Rather than panic, we'd do better to have a serious conversation: when technological change reaches this level, how do we achieve more reasonable redistribution? Once people's time is freed up, where should their needs be directed?

We're Missing a Positive Vision of the Future

A while back, a friend said something that struck me: what we're missing most right now is an effective imagination of the future.

Think about it, and it's true.

For decades, we more or less agreed on what the future looked like: economic growth, urbanization, globalization, living standards steadily rising. That narrative was strong enough that it didn't need to be discussed. All of society was saturated with an expectation of flourishing.

Now that consensus has shattered. Most of our images of the future come from Hollywood. The Matrix, Blade Runner—their palette is dystopian: wealth polarization, corporate rule, runaway technology. Video games occasionally offer interesting visions of virtual-world socializing, but by and large, exciting positive visions are scarce.

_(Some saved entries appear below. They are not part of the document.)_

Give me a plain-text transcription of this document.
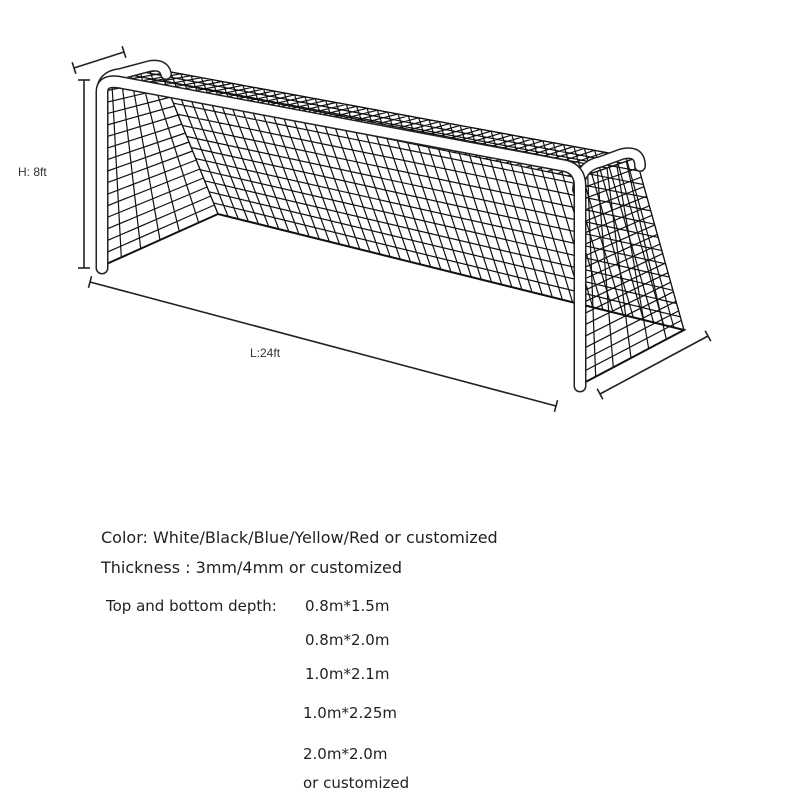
H: 8ft
L:24ft
Color: White/Black/Blue/Yellow/Red or customized
Thickness : 3mm/4mm or customized
Top and bottom depth: 0.8m*1.5m
0.8m*2.0m
1.0m*2.1m
1.0m*2.25m
2.0m*2.0m
or customized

This is dangerous. Pessimistic imagination has its value, but if it's all we have, people are left with nothing but fear and defensiveness. A society driven by fear makes choices that are all about contraction.

Technology Is Neutral; Choices Are Not

Technology itself is neither good nor bad. How it's used, how it's distributed, how society organizes itself to adapt to it—these determine the outcome.

These are not questions engineers can answer. Economists, sociologists, policymakers—these are the people who should step to the forefront precisely when technology is running fastest.

AI is shaking foundations deeper than most people realize. The meaning of labor, the logic of wealth, how time should be spent. These assumptions haven't been seriously questioned in decades, and now they're all loosening.

The barrier to content creation is falling, and the cost of film, television, and cultural products is dropping too. Under these conditions, earnestly imagining and investing in a positive vision of the future is no longer a luxury. The United States is stepping back from leading such imagination; if someone else is to pick up the mantle, now is the time.

Back to the beginning. Zhang Xuefeng is gone at 41. In the face of this, all the tech competition, all the industry anxiety—honestly, none of it is worth that much emotional energy. What deserves serious thought are those old questions: how to make society a little better, how to let people live a little more like human beings. I believe AI doesn't amplify skill; it amplifies passion—finding what you truly care about may matter far more than chasing the technological trend.